But generating enthusiasm in certain topics can be done outside school, too. There is more encouragement for pupils to take an interest in technology at home than there is at school. The difference between girls and boys is vast – only 40% of girls feel supported in their family when it comes to their interest in technology; with boys, it’s 64%. It is interesting that this divergence between the sexes isn’t found in the natural sciences.

“New products no one needs”

When asked about their self-confidence in technological matters, the results were sobering: as expected, boys see themselves as competent, while the girls have little confidence in their technological abilities. This lack of self-confidence was even noticeable in girls who were given just as much encouragement as boys and showed the same degree of interest in technology. The researchers felt that this was a result of stubborn stereotyping: both genders still regard technology as a man’s work.

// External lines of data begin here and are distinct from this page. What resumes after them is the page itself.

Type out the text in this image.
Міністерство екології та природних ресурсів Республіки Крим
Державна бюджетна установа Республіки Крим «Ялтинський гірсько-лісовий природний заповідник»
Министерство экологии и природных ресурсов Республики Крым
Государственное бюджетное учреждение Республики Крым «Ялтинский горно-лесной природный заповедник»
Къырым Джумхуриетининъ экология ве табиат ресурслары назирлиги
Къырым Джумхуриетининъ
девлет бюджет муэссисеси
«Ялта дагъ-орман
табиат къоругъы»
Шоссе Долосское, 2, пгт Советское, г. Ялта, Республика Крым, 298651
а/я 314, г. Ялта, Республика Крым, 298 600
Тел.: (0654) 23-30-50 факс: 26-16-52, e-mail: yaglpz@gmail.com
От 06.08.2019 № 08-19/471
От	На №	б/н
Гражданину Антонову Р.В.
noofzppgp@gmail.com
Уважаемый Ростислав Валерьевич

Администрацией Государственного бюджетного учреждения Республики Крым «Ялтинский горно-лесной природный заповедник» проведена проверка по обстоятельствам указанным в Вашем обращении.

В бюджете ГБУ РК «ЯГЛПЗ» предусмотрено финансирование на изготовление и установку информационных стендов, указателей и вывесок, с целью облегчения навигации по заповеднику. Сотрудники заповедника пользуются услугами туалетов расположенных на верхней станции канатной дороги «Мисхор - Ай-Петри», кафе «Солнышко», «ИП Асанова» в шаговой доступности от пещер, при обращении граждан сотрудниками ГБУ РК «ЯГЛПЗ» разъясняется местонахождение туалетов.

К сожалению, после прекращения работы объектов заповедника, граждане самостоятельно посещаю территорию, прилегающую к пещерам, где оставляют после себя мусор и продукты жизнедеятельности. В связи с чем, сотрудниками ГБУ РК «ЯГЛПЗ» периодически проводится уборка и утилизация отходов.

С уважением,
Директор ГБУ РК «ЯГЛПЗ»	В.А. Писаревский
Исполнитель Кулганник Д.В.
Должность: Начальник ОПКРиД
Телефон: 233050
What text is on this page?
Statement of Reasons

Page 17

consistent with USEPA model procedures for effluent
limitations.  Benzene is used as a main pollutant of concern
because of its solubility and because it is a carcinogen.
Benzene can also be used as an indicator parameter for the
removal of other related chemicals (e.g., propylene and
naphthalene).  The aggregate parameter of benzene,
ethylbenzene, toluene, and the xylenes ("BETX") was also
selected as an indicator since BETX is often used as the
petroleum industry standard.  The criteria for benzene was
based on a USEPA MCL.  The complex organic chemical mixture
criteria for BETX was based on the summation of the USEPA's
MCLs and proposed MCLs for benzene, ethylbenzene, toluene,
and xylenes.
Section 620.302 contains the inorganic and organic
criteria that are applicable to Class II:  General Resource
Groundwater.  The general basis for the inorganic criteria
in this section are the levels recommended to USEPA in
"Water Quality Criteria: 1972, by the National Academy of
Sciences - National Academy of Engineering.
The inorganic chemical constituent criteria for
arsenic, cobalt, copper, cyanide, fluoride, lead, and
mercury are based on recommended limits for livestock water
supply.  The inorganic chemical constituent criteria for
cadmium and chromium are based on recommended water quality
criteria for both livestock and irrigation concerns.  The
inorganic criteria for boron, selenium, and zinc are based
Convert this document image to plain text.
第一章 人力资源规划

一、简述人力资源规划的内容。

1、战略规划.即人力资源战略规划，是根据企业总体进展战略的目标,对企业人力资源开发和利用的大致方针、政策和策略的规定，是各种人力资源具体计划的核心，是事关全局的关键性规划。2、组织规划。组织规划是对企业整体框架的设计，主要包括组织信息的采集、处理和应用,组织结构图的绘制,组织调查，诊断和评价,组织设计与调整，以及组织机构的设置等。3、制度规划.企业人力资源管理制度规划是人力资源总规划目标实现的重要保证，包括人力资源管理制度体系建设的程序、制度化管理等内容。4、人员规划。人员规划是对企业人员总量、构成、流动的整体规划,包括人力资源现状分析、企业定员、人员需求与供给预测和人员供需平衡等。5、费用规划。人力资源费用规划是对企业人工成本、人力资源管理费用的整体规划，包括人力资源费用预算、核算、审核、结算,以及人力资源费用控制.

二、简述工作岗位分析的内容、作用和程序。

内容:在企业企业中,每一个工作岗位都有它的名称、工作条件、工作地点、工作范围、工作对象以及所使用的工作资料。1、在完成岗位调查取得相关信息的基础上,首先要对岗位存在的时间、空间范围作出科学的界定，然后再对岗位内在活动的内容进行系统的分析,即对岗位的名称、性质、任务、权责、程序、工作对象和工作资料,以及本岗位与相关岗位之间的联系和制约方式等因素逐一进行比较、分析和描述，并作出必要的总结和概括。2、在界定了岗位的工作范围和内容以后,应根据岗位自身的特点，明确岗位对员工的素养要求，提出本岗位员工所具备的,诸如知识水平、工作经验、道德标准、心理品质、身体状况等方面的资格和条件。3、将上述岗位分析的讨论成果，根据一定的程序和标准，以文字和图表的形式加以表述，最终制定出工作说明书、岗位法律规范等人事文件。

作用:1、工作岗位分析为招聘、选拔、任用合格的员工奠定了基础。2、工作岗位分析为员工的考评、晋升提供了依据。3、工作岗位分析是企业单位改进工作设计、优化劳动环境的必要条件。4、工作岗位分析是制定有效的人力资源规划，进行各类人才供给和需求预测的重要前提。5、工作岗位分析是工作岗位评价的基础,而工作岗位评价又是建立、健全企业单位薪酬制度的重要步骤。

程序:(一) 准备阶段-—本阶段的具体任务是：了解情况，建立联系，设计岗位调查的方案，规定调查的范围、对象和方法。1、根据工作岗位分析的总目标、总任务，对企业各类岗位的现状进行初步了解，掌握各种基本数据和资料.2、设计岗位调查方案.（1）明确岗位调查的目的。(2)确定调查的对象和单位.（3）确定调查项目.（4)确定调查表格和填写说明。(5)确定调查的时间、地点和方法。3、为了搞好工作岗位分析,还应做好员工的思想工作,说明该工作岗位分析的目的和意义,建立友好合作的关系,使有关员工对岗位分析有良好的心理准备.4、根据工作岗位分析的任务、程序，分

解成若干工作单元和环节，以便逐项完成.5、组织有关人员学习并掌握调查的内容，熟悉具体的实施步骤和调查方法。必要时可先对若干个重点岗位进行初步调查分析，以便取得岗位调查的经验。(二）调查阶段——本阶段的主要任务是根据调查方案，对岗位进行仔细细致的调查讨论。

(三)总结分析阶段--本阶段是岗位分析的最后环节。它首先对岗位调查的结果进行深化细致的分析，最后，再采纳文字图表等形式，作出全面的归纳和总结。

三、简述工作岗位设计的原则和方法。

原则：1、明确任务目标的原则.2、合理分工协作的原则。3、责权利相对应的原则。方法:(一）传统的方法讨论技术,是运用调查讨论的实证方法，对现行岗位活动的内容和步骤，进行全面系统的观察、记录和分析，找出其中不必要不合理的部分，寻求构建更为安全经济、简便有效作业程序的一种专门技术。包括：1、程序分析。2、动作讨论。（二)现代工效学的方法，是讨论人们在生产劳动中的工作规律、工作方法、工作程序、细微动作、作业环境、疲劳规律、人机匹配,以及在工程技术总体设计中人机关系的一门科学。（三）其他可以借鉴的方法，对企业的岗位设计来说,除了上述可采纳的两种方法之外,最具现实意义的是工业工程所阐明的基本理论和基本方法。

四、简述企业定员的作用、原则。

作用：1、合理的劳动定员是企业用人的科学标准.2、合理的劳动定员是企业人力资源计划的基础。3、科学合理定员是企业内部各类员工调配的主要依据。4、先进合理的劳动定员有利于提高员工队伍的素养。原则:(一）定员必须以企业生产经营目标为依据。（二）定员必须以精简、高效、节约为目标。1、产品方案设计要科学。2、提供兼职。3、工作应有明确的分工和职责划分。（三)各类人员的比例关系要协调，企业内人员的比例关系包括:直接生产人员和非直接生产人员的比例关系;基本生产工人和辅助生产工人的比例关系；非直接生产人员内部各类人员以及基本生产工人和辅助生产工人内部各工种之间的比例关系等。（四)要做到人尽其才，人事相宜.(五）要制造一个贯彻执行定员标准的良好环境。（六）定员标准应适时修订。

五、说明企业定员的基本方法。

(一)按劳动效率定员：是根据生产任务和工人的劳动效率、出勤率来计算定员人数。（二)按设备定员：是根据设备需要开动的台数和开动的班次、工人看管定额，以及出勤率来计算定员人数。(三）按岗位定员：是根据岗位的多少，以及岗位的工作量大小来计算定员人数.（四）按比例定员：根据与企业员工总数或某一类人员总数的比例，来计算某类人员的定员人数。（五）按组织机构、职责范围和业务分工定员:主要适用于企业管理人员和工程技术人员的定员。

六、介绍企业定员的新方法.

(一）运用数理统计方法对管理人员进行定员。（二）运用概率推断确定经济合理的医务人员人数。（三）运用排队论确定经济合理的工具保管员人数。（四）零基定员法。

What is decisive in later career choices is the image that children and young people have of a profession. Careers in the natural sciences and in technology are in part regarded positively, as something modern and useful; but they are also seen as monotonous and lacking in creativity. Careers in engineering are also regarded as risky, and are seen as producing “new products no one needs”.

Rudolf Künzli, a former director of the School of Education at FHNW, believes that one-sided initiatives to promote only technology and the natural sciences are in fact damaging to the image of these professions. In a recent edition of the Schweiz am Sonntag, he said, “in puberty, social aspects are naturally the main focus of attention. If you belittle social topics, you can only lose out. There would be a far better chance of success if we stressed the common ground shared by the natural sciences and the humanities”.

And in fact, the field is wide open. Education researchers also think so. They have proposed a national research programme on education and promoting young talent in the natural sciences and technology; it is currently being evaluated.

Marcel Falk is head of communication at the Swiss Academy of Natural Sciences.